Q: What is happening in Mori, and how is technology changing villagers’ lives?

 A:  The Mori Smart Village started with Internet connectivity. We just marked the two-year anniversary of the day that I, literally, flipped the switch that brought Internet access to every home. The good news is, people were streaming YouTube videos live, buying goods, and transferring money within an hour. The bad news is there isn’t enough bandwidth to handle all of the traffic. We’re working to fix that. We knew people were hungry for the Internet, but we didn’t realize they were starving for it.

Today, we have 22 corporate partners from around the world, including Google, PayPal, Ericsson, Dell-EMC, Wipro, Hella, and Hitachi bringing services to Mori. PayPal, for example, has developed the Digital Mall, where residents can open a bank account and get paid for their work when selling online. Before, there was no easy way to use a bank, but now a simple digital and mobile solution is beginning to create a thriving economy.

Q: Are there other important lessons?

A: I’m discovering that startups have a big role to play. Large companies tend to be more reluctant to adapt their technologies and business model to the rural emerging markets. Startups can move faster and they have very progressive products and services that have a great match for the villagers, like New Sun Road, a company founded by two Berkeley graduates that is working to bring electricity and the Internet to remote villages. My team just wrote a proposal to India’s Prime Minister Narenda Modi encouraging his government to invest in startups.

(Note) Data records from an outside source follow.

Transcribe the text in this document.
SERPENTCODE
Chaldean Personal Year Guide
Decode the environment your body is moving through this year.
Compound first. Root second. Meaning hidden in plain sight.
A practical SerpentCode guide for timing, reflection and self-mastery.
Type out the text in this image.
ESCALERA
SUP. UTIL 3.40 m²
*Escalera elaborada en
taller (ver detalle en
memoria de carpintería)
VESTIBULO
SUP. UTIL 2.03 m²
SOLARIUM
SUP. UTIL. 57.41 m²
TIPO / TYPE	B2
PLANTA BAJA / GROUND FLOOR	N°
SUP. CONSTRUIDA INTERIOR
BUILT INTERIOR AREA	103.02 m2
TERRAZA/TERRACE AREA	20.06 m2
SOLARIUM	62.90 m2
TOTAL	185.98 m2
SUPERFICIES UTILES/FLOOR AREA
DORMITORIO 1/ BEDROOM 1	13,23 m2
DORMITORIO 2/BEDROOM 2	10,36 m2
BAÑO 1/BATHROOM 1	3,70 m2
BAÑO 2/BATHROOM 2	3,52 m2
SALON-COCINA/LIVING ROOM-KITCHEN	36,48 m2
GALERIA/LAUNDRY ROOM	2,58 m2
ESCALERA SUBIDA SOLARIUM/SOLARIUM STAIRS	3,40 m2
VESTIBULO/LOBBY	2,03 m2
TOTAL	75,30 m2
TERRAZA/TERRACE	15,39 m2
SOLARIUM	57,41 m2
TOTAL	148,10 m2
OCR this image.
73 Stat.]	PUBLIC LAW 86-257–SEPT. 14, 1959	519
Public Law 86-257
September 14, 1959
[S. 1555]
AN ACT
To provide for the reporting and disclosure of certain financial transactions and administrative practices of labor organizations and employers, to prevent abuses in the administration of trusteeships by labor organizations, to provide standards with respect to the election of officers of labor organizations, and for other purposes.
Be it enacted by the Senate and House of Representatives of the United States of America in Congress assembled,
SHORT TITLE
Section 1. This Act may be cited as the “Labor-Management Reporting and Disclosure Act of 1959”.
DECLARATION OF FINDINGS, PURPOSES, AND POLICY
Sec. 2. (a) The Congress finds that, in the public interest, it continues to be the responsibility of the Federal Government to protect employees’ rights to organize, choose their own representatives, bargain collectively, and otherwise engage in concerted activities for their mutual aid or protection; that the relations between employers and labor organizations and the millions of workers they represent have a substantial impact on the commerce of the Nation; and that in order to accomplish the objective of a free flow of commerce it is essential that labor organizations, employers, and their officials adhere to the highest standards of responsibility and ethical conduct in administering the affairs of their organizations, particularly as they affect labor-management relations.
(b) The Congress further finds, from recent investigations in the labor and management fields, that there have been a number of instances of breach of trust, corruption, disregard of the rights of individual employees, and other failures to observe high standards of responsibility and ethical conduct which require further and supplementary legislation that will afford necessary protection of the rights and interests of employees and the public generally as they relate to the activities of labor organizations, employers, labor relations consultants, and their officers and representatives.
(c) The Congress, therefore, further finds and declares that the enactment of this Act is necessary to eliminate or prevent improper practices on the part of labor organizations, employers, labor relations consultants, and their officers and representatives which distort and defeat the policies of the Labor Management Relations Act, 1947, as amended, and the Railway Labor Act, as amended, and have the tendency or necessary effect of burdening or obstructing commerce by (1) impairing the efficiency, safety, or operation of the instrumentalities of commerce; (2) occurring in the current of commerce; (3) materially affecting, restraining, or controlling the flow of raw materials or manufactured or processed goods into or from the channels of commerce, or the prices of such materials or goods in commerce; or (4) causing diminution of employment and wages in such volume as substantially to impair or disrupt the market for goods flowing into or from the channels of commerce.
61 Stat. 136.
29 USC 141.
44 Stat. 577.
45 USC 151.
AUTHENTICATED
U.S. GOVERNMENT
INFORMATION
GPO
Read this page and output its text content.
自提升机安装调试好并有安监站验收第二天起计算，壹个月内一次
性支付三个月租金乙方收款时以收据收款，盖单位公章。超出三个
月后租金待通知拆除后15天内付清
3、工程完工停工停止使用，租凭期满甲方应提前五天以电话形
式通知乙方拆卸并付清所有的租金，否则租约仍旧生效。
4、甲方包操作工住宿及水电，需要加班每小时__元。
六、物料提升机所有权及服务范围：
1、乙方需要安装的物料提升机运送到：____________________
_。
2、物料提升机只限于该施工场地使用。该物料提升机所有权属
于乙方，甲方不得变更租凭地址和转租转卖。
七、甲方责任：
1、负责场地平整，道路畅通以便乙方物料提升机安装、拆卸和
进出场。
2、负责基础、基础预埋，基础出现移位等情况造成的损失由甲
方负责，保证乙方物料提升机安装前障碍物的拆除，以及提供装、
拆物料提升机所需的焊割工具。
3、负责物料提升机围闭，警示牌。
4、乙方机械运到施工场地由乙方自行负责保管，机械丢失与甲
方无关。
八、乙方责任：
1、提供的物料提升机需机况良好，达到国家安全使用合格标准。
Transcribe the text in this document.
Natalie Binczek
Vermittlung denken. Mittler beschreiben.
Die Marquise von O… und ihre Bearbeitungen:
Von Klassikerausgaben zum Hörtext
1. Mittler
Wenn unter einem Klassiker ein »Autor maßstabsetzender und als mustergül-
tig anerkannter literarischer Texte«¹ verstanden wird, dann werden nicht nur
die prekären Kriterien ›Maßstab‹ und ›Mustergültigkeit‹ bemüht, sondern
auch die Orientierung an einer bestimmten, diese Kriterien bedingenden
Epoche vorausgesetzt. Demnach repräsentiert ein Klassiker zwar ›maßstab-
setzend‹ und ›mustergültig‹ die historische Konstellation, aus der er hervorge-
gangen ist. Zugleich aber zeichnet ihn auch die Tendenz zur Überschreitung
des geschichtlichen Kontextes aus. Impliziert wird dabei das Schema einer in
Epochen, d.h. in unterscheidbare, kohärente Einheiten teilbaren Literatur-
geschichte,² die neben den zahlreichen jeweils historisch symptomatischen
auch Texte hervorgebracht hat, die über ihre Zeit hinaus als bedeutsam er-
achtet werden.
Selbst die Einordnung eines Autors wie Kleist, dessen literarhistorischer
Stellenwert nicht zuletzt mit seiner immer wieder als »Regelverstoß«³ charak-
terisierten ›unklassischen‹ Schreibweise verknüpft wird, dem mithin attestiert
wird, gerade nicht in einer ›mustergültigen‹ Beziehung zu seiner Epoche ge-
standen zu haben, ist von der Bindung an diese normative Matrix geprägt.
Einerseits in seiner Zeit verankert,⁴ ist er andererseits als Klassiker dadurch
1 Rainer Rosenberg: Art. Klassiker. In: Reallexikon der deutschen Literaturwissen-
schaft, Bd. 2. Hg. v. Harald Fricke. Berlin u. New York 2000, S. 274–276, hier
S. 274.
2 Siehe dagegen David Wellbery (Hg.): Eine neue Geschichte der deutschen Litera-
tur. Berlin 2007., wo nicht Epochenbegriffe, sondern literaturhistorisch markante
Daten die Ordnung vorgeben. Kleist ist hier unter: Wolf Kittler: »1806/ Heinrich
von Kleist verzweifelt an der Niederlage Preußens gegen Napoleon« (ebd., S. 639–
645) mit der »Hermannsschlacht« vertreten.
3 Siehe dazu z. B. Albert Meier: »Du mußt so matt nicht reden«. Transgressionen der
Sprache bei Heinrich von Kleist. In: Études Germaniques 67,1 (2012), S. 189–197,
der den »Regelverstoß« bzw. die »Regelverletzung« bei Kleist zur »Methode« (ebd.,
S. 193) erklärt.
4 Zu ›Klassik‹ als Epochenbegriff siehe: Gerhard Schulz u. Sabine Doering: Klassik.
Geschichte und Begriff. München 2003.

Q: You write a lot about the importance of using Smart Villages to make villagers happier, not just better off financially.

A: Mori had one of the highest suicide rates among farmers in India. Since the farmers don’t own their land, they are slaves to their landlords. They are also debtors to the companies that sell them seeds, fertilizer, pesticides, and water. If companies, instead of working in silos and squeezing farmers, can work together as one ecosystem and create one distribution channel, they benefit and the farmers benefit. Costs are eliminated, time is saved, and speed-to-market improves. The farmer is happier. The Smart Village movement is raising the happiness index—not just raising standards of living.

Q: What’s next for Smart Villages?

A: We’re working to bring the Smart Village concept to 455 villages in the state of Andhra Pradesh, which is where Mori is, and to another state near the Himalayas. We’re still in experimental stages of figuring out what works and what doesn’t. But there are 650,000 villages in India. To scale this, we just started working with several companies to develop a publicly available online platform where villagers, researchers, startups, global firms, government entities, and entrepreneurs come together to develop digital solutions. This process provides an open innovation process to test and scale solutions co-innovated by the whole ecosystem. The process also allows many half-baked technologies to completion that empowers people. The data-rich Smart Village platform will help generate new insights to posted challenges to solve them rapidly in a cost-effective and affordable fashion.

Nine universities, including Berkeley, MIT, Oxford, Cambridge, and Aachen, have just signed up to participate, along with 80 corporations.